July issue 2016
Art Review: Kiran Saleem
In 1936, the renowned German cultural theorist Walter Benjamin wrote a seminal essay titled The Work of Art in the Age of Mechanical Reproduction. He highlighted how modern printing technology had allowed artwork to “escape” the museum where it had hitherto existed within a specific context of time and space. Even as the reproducibility of art allowed it to be viewed by a mass audience, who had only to lift a book in which the images had been printed, the authenticity of the original context was lost.
Eighty years after the publication of Benjamin’s essay, Sanat Gallery held an exhibition of work by Kiran Saleem titled, To see, or not to see. The show exhibits some of the “escapees” in a new and anachronistic context. Kiran’s choice and treatment of subject matter address the questions raised by Benjamin’s essay with near text-book precision. She has chosen iconic works from western art which she has only seen in reproduction. The original works have undergone two iterations. The first one by reproduction through print and visual media; the second iteration is as a Kiran “original” altered as they are by her idiosyncratic touches.
Her material is pulled from as far back as the fifteenth century. There is van Eyck, Raphael, Leonardo and Lucas Cranach the Elder. Rembrandt emerges from the seventeenth century, and Courbet, Monet and Kahlo inch us towards modernity. Except for a large digital print of Leonardo’s ‘Mona Lisa’ (in which La Gioconda’s face has been replaced by that of Kiran’s), the remaining works are all oil-on-canvas. Kiran’s ability to replicate the painters’ brush strokes would be the envy of any high quality art forger. She captures with virtuosity the changes from the smooth, linear painting technique of the fifteenth century to the more painterly style that develops in the seventeenth century.
So what, one may ask, is the original aspect of these works? In the nicely produced colour brochure which accompanies the exhibition, there is an artist’s statement in which she explains:
I take printed images of western paintings to reinforce the idea of what I see, interpret, and record the shift of perception which takes place upon discovery through a remote or second hand source, as I have never seen these paintings in real and the only format in which these paintings are experienced is either through web or printed paper.
So there we have it — the nature of verisimilitude in the age of mechanical reproduction. The high quality reproductions available today have replaced the sketches and travellers’ accounts of the past as source material for the artists’ imagination. Durer had produced an embellished drawing of a rhinoceros in 1515 which he copied from another artist’s sketch as he had himself never seen the creature in actuality.
Modern visual media, however, does not necessarily give a sense of original scale. Kiran Saleem recreates iconic images from as far back as the fifteenth century with her own idiosyncratic touches. Except for the Courbet, which replicates the size of the original work, and the Mona Lisa, which is larger than the original, the other images are reduced in scale. Some images such as Frida Kahlo’s self-portrait resemble little cut-outs. The Monet is an enlarged corner of a vignette from the original.
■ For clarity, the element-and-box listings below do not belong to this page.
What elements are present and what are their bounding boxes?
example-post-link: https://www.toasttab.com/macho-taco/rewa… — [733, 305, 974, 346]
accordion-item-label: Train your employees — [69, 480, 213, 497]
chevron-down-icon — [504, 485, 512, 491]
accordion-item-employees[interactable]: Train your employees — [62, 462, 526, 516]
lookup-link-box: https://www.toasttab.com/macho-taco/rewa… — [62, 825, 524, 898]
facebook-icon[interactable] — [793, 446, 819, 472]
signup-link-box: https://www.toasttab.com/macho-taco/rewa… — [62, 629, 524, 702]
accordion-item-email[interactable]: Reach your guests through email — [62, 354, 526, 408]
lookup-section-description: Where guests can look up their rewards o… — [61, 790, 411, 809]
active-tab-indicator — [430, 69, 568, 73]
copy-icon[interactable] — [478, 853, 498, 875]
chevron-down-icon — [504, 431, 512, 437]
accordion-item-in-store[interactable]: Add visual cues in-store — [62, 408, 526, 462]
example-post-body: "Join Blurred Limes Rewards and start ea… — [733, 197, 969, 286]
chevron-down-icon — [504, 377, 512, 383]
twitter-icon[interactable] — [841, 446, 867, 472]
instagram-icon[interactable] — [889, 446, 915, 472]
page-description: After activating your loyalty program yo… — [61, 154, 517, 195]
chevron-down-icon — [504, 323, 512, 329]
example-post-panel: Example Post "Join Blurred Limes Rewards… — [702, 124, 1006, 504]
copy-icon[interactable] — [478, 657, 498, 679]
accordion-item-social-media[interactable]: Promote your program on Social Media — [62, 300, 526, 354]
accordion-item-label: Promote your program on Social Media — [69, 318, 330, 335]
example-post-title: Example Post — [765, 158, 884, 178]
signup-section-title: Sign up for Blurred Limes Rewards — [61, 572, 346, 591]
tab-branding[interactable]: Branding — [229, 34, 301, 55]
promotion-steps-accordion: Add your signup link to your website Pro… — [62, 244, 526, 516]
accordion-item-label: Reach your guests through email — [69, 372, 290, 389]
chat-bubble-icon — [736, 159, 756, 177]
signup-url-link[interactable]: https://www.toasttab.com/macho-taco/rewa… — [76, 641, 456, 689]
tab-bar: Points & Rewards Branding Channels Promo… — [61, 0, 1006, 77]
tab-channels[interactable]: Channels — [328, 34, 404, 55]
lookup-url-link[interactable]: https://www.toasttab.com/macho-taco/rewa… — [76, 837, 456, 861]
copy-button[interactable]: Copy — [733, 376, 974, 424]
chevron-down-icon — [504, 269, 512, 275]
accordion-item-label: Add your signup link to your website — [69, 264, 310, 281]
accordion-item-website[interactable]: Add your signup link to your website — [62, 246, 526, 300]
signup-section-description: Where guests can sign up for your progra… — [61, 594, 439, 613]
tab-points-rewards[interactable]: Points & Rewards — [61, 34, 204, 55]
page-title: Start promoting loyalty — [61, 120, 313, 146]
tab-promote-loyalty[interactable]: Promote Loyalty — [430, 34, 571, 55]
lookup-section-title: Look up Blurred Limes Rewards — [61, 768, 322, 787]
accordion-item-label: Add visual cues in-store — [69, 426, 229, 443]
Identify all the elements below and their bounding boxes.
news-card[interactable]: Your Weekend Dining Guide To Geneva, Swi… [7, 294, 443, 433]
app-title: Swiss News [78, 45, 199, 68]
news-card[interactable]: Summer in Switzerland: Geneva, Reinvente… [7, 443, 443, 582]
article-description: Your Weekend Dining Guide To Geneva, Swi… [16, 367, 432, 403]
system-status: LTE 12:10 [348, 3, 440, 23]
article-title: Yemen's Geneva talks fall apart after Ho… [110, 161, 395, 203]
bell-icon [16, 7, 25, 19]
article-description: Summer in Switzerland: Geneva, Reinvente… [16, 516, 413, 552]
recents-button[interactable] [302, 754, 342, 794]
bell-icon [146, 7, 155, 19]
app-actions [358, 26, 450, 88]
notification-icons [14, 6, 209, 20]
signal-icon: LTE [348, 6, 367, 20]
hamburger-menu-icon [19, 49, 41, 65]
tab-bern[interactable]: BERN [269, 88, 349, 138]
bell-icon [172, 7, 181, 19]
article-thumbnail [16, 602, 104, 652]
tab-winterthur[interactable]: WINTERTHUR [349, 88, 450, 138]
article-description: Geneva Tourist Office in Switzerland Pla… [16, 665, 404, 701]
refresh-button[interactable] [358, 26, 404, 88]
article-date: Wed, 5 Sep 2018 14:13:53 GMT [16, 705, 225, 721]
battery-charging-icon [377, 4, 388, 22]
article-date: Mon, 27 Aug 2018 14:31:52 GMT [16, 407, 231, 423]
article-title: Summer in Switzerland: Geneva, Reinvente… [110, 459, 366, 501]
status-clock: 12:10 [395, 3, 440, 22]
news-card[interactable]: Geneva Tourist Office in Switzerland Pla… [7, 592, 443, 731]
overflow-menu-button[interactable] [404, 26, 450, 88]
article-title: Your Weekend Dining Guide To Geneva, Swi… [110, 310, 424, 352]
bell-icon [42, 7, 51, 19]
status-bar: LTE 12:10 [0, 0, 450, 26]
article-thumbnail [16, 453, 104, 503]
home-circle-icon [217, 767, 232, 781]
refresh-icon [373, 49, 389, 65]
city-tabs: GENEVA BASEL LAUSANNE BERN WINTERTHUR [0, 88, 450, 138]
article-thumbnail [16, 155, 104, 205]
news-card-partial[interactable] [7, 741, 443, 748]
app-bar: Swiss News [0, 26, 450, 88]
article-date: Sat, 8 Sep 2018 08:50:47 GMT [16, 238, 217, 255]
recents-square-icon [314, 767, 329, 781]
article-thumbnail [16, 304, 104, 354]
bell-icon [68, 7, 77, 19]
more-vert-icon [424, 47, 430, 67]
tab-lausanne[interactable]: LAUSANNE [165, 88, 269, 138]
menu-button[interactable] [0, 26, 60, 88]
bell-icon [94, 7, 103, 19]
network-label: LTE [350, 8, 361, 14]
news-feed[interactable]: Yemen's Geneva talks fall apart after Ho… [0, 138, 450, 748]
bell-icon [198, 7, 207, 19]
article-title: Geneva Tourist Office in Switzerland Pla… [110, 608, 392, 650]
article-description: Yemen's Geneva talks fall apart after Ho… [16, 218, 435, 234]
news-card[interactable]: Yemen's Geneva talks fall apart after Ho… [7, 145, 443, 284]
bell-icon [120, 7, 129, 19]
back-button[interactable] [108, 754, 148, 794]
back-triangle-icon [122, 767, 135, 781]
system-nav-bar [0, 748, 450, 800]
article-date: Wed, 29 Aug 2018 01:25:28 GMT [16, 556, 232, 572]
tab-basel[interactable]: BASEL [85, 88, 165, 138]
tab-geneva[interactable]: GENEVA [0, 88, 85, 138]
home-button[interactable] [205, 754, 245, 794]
Kiran has used her masterly painting skill to create the displays as if they are stuck on with masking tape. The tape is so perfectly painted that it looks like 3-D from a distance. A whimsical touch in this show is the site-specific painting of masking tape along two vertical cracks in the plaster of the gallery wall. One is almost compelled to touch the wall to verify that the image is a painted illusion.
The innocuous masking tape becomes the common motif which links Kiran’s selection of grandiose subject matter through its range of 600 years. It underscores the ability of reproducible material to transcend time and space in order to yield hybrid chimeras. What we see has shifted from what we have known.